Residents in aged care can access Medicare-subsidised therapy through a mental healthcare plan “only under quite specific circumstances”.

“You need to be referred by a psychiatrist and … unfortunately, very few people have access to a psychiatrist.”

Indeed, between 2012 and 2017, less than 3 per cent of Australian aged care residents with a mental health condition accessed Medicare-funded mental health services, including GPs, psychiatrists and allied health.

“There are some other [mental health] schemes available, but it’s very much at a small scale currently,” Professor Davison says.

“So we do need to look at how we can provide more funding and improve the access.”

“There’s a misperception out there that older people aren’t interested in psychological therapy; [that] maybe they don’t have the psychological insight or the cognitive flexibility to benefit,” Professor Davison says.

“But of course, this research and lots of research has found that that’s certainly not the case. Psychological therapy is just as effective with older people.”

She argues there’s a need for “better training of the mental health workforce in working with the older population, to increase the pool of specialists available to respond” and that “we also need to look at the skills within residential aged care facilities to detect and respond to residents with depression”.

“The aged care workforce has very poor training in mental health currently,” she says.
‘A desperate need’

Helen wants other aged care residents to have access to the same professional help she sought out for herself.

“I’ve felt very strongly that there is a desperate need for some sort of counselling … for people coming into aged care,” she says.

She believes there should be a national provision of counselling for people both before and after they move into an aged care residency.

She says for residents like her, depression has become normalised.

“It shouldn’t be normal,” she says.

Since the 2018 Royal Commission into Aged Care Quality and Safety, Professor Davison says there is “good awareness of the problem” of mental health among aged care residents.

In 2018 the federal government introduced the Improved Access to Psychological Services in Aged Care Facilities initiative, which Professor Davison says was “highly welcome and a step in the right direction”, but she notes “this is only providing services to around 3,000 Australians per year”.

She says the government is doing a huge amount of work to improve the quality of aged care and maintain staff.

“We’re in a period of major reform right across the whole aged care sector,” she says.

But there are potential shortcomings to that work, Professor Davison says.
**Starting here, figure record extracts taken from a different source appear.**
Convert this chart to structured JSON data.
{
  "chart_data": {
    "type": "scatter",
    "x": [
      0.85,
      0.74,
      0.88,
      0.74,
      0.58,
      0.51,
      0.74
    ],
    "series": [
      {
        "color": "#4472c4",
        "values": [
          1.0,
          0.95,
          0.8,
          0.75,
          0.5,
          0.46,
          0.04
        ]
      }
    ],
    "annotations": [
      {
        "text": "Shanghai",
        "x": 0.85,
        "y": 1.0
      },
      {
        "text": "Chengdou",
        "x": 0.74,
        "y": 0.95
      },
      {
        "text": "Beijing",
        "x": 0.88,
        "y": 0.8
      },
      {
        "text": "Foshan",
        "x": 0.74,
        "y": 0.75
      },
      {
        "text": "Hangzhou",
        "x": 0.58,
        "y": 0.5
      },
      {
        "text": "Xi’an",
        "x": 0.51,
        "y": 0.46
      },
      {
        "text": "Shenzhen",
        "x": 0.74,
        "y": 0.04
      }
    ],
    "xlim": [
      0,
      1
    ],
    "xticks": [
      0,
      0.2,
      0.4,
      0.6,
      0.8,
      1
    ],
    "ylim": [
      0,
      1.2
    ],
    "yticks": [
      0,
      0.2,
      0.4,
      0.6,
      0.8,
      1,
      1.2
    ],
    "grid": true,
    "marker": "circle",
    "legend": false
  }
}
“I haven’t seen a lot of focus around mental health.”

She says there are “some indications” that mental health will be a higher priority in the new set of quality standards that the government is currently developing for the aged care sector.

“The detail is not there yet. But, clearly there’s much more of a focus [on mental health] in these new proposed standards than we’ve seen before.

“So I’m hopeful that we’re on the right [path]. What a great opportunity right now, given the major reforms underway, to really get this right.”